In a previous study with this identical vector,³⁷ we showed that progeny vectors from individual plaques overwhelmingly had G at the original genome location of the adduct in +BP-TGC-ssM13 (>95%), which was confirmed in this study (data not shown). Thus, this assay provides information about the overall efficiency of the non-mutagenic pathway. Compared to progeny yield with +BP-TGC-ssM13 (taken as 100%), C-ssM13 yield was ~220% (±35%), based on eleven independent determinations, in which equal molar amounts of the two vectors were used. This finding indicates that E. coli has a reasonably efficient mechanism to bypass B[a]P-adducts as we noted previously.³⁷ Progeny yield from +BP-TGC-ssM13 was much lower in DNAP V-deficient cells (~2.9%, Table 2) compared to DNAP V-proficient cells (100%), which is consistent with previous observations using another ΔumuD/C strain (yield ~3.4%³⁷), and confirms a significant role for DNAP V in the non-mutagenic pathway.

Table 2.

A comparison of progeny phage output from a M13mp7L2 vector containing [+ta]-B[a]P-N²-dG as determined in E. coli carrying amino acid replacements at the roof-amino acid I38 in UmuC(V)¹

I38	β	γ1	γ2	Yield	Protein Level3
wt	-CH	-CH2CH3	-CH3	100% (16)	100% (3.9)
I38G	-H	-H	-H	10% (2.9)	48% (11)
I38A	-CH3	-H	-H	19% (4.0)	99% (17)
I38C	-CHs	-SH	-H	40% (16)	130% (20)
I38V	-CH	-CH3	-CH3	138% (9.9)	95% (11)
I38M	-CH2	-CH2SCH3	-H	12% (3.5)	101% (20)
I38F	-CH2	-Ph	-H	20% (3.2)	79% (22)
I38H	-CH2	-Im	-H	12% (4.5)	140% (11)
I38L	-CH3	-C3H72	-H	12% (3.0)	119% (21)
I38S	-CH2	-OH	-H	16% (2.0)	77% (13)
No UmuC				2.9% (0.9)	<1%

¹In parallel, a M13mp7L2 vector containing either [+ta]-B[a]P-N²-dG or no adduct was transformed into E. coli strains containing either wild type UmuC(V) (I38-wt) or various I38-mutants (e.g., I38G), or a cell with no UmuC (ΔumuC/D). The amino acid R-group is classified according to the atoms at the β-position, or the atoms attached to the β-carbon: γ¹-only for straight-chain R-groups, or γ¹- and γ²- if the β-carbon is branched. Progeny phage vector output (a measure of lesion bypass efficiency) was determined via plaque count (see text). Values (in percent) are the average of at least three experiments with standard deviation in parenthesis.

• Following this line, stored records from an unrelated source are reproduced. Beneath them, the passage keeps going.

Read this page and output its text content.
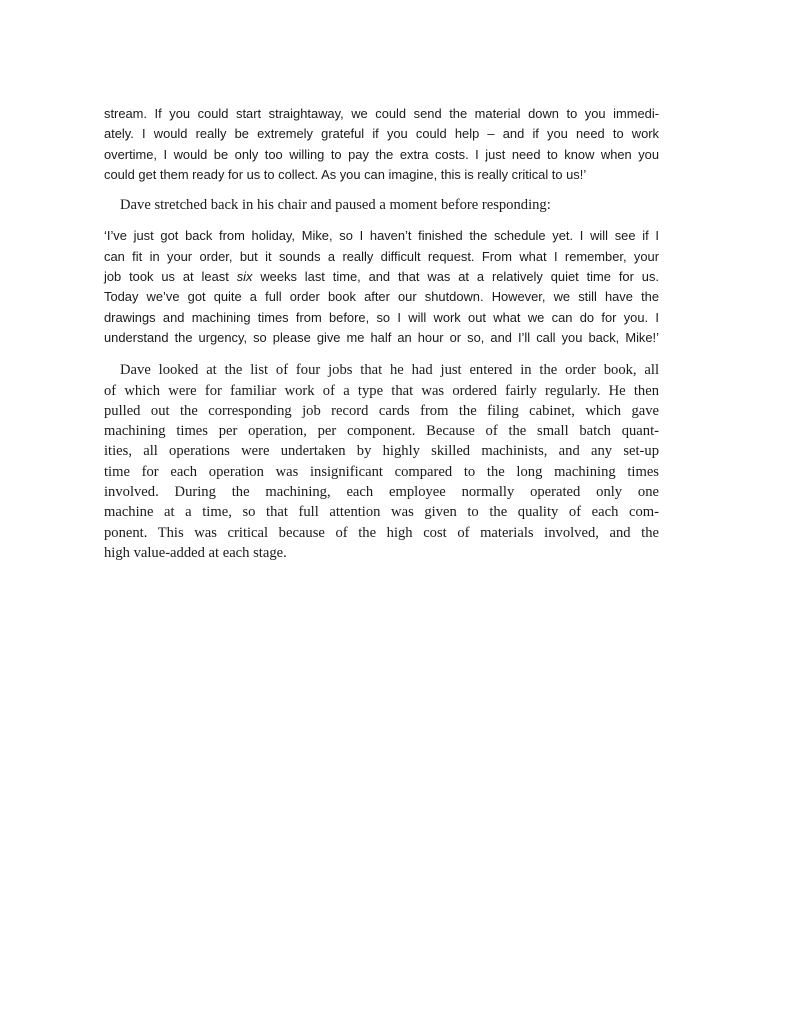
stream. If you could start straightaway, we could send the material down to you immedi-
ately. I would really be extremely grateful if you could help – and if you need to work
overtime, I would be only too willing to pay the extra costs. I just need to know when you
could get them ready for us to collect. As you can imagine, this is really critical to us!’

Dave stretched back in his chair and paused a moment before responding:

‘I’ve just got back from holiday, Mike, so I haven’t finished the schedule yet. I will see if I
can fit in your order, but it sounds a really difficult request. From what I remember, your
job took us at least six weeks last time, and that was at a relatively quiet time for us.
Today we’ve got quite a full order book after our shutdown. However, we still have the
drawings and machining times from before, so I will work out what we can do for you. I
understand the urgency, so please give me half an hour or so, and I’ll call you back, Mike!’

Dave looked at the list of four jobs that he had just entered in the order book, all
of which were for familiar work of a type that was ordered fairly regularly. He then
pulled out the corresponding job record cards from the filing cabinet, which gave
machining times per operation, per component. Because of the small batch quant-
ities, all operations were undertaken by highly skilled machinists, and any set-up
time for each operation was insignificant compared to the long machining times
involved. During the machining, each employee normally operated only one
machine at a time, so that full attention was given to the quality of each com-
ponent. This was critical because of the high cost of materials involved, and the
high value-added at each stage.
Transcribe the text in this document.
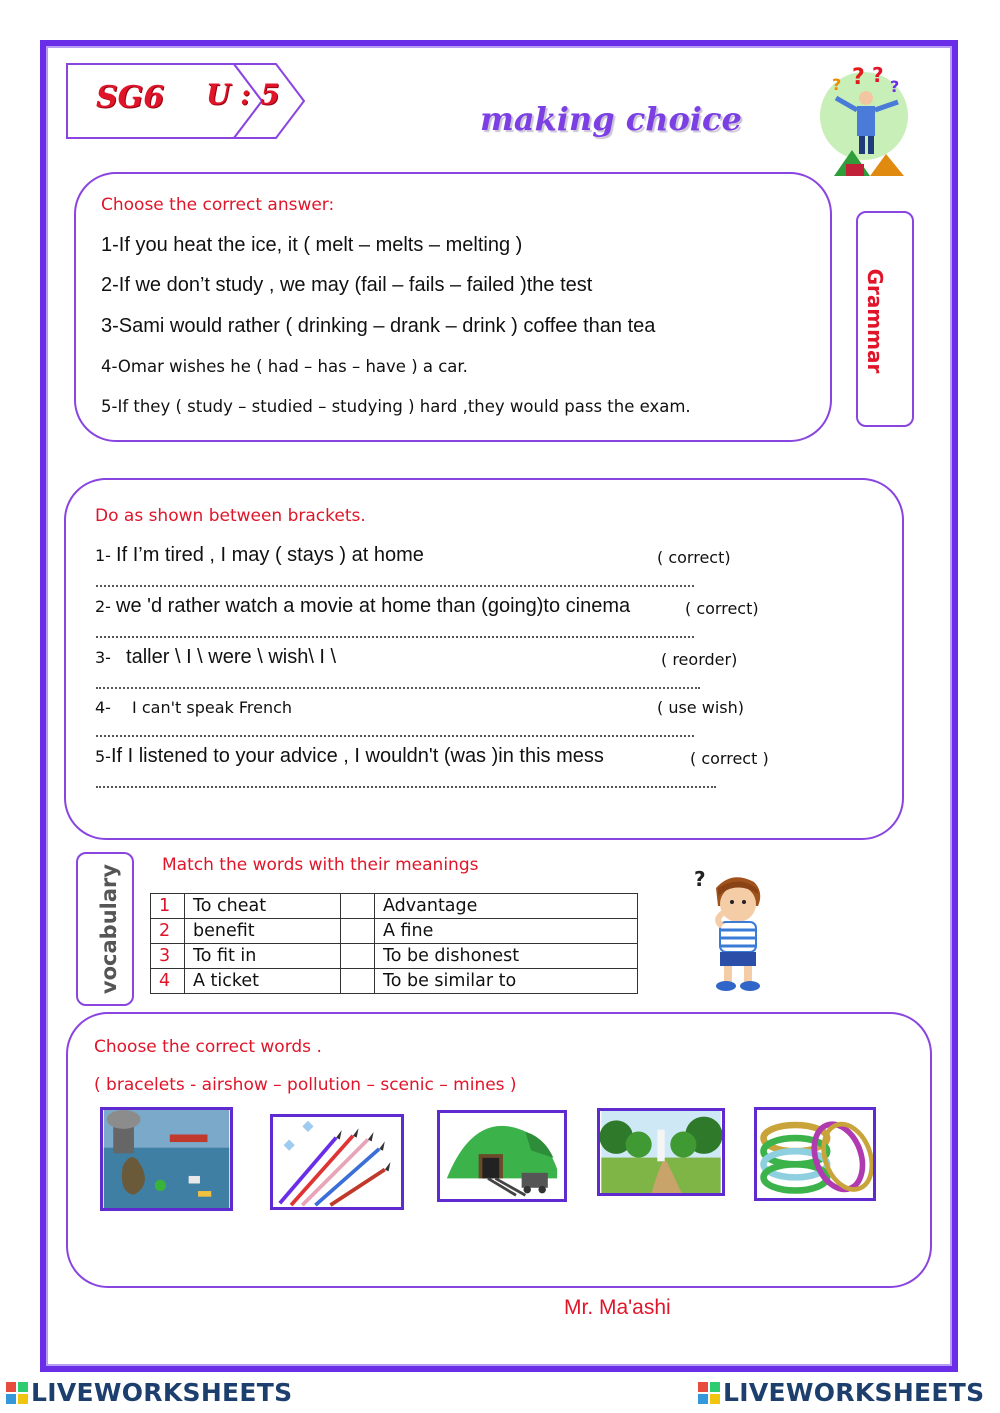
SG6 U : 5
making choice
? ?
?	?
Grammar
Choose the correct answer:
1-If you heat the ice, it ( melt – melts – melting )
2-If we don’t study , we may (fail – fails – failed )the test
3-Sami would rather ( drinking – drank – drink ) coffee than tea
4-Omar wishes he ( had – has – have ) a car.
5-If they ( study – studied – studying ) hard ,they would pass the exam.
Do as shown between brackets.
1- If I’m tired , I may ( stays ) at home	( correct)
2- we 'd rather watch a movie at home than (going)to cinema	( correct)
3- taller \ I \ were \ wish\ I \	( reorder)
4- I can't speak French	( use wish)
5-If I listened to your advice , I wouldn't (was )in this mess	( correct )
vocabulary	Match the words with their meanings
1	To cheat		Advantage
2	benefit		A fine
3	To fit in		To be dishonest
4	A ticket		To be similar to
?
Choose the correct words .
( bracelets - airshow – pollution – scenic – mines )
Mr. Ma'ashi
LIVEWORKSHEETS	LIVEWORKSHEETS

²The amino acid leucine branches, but at the γ-position.

³Protein level as determined by Western blotting. Values (in percent) are the average of at least three experiments with standard deviation in parenthesis.

+BP-TGC-ssM13 and unadducted control C-ssM13 were also transformed in parallel into E. coli strains containing I38-mutants of UmuC(V). In a representative experiment with unadducted control C-ssM13, plaque count was 1389 for I38-wt (100%), 1419 for I38L (102%), 2082 for I38C (150%) and 1494 for I38F (108%), which indicates little change in yield, as expected since DNAP V is not required to replicate undamaged templates. In contrast progeny yield with +BP-TGC-ssM13 varied for the I38-mutants as shown in Table 2 with standard deviations in parenthesis. Amino acid changes at positions other than I38, including double mutants, were also studied (Table 3). Western blotting was used to evaluate relative protein level of each mutant-UmuC(V). A typical Western blot is shown in Figure 5, and mutant-UmuC(V) protein level in comparison to wt-UmuC(V) is reported in Tables 2 and 3 with standard deviations in parenthesis.

Table 3.

A comparison of progeny phage output from a M13mp7L2 vector containing [+ta]-B[a]P-N²-dG as determined in E. coli carrying amino acid replacements at the roof-amino acid I38 and/or other sites in UmuC(V)¹

I38	2nd Site	Yield	Protein Level2
wt	wt	100% (16)	100% (3.9)
I38A	wt	19% (4.0)	99% (17)
wt	A39T	22% (2.8)	120% (8.0)
I38A	A39T	60% (16)	104% (25)
wt	V29L	32% (1.0)	72% (11)
I38A	V29L	34% (1.0)	39% (14)
wt	V29I	99% (25)	157% (13)
I38A	V29I	42% (6.0)	126% (13)
wt	V29M	244% (25)	32% (3.0)
I38A	V29M	23% (6.0)	46% (1.0)

¹See footnote ¹ in Table 2; “wt” refers to the wild type amino acid at the indicated position.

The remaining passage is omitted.